Results OVA-specific T cells were found in subjects with active (87%) or resolved (75%) egg allergy and in controls (67%), with a trend towards increased T cell proliferation in allergy. OM-induced weaker T cell responses than OVA, stimulating fewer responders (46% allergic, 50% resolved, 60% controls) and 10-fold less proliferation [CDIOVA 2.0 (median), 25.6 (maximum) vs. CDIOM 0.2 (median), 15.1 (maximum); P<0.01]. Both egg allergens induced significant IL-4+ (median 10%, range 1.4–58%) and IFN-γ+ (median 28%, range 4.5–63%) cells in responders, including non-allergics. There were no significant differences in IFN-γ+ or IL-4+ cells or in IFN-γ/IL-4 ratios between groups.
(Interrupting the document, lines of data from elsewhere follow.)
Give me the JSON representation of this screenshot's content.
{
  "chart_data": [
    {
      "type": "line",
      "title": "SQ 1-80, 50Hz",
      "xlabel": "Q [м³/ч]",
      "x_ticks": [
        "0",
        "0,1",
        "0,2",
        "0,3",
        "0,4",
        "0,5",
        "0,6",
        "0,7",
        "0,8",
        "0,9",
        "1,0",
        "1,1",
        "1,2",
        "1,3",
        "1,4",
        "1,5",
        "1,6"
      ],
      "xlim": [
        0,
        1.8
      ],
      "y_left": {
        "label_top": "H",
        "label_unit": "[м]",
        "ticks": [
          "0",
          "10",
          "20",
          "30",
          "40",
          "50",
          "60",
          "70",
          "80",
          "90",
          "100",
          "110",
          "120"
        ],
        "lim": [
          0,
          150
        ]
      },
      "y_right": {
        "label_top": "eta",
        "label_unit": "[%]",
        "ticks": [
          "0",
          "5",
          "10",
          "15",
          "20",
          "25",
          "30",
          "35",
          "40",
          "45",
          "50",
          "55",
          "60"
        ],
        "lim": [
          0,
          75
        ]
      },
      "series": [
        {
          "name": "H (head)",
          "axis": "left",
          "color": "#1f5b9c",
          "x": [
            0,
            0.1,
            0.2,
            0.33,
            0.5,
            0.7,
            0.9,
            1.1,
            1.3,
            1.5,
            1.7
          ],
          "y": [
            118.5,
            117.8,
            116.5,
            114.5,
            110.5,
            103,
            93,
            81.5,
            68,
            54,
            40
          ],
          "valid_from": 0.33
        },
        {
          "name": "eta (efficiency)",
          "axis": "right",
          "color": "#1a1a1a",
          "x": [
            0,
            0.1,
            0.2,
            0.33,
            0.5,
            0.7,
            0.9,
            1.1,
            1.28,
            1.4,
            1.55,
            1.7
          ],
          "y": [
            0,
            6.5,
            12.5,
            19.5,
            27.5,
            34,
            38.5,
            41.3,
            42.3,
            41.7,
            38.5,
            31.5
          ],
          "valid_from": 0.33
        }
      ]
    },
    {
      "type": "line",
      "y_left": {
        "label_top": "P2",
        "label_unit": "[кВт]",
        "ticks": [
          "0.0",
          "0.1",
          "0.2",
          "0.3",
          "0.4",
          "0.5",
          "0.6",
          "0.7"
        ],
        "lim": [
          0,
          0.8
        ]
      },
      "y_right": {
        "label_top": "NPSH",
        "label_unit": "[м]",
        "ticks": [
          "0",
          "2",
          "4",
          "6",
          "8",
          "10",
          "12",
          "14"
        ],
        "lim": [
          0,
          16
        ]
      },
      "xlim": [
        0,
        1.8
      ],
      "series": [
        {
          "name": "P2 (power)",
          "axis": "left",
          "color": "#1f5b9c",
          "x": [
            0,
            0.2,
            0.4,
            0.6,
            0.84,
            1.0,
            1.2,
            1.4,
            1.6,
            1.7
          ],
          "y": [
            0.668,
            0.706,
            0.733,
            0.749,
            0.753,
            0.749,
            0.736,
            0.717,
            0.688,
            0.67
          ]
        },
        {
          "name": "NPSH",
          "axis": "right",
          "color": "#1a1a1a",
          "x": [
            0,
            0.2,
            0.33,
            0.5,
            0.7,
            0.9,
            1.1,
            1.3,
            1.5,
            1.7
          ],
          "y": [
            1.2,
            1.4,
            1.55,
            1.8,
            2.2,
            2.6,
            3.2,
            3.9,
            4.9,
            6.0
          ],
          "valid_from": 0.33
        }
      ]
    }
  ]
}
Peanut-specific T cell proliferation was significantly higher in peanut allergy [CDICPE 16.5 (median), 24.8 (maximum)] compared with controls [CDICPE 2.1 (median), 16.1 (maximum)] but cytokine profiles were not different. Tetanus-specific T cells were seen in 90% of the subjects, with no significant inter-group differences in responses.
Conclusion Egg allergen-specific T cells are readily detected in all groups and not restricted to egg allergy. In contrast, peanut-specific proliferation was significantly higher in peanut allergy. This suggests that T cell responses in peanut and egg allergy may differ. We did not find T helper type 2-deviated cytokine responses in egg or peanut allergy.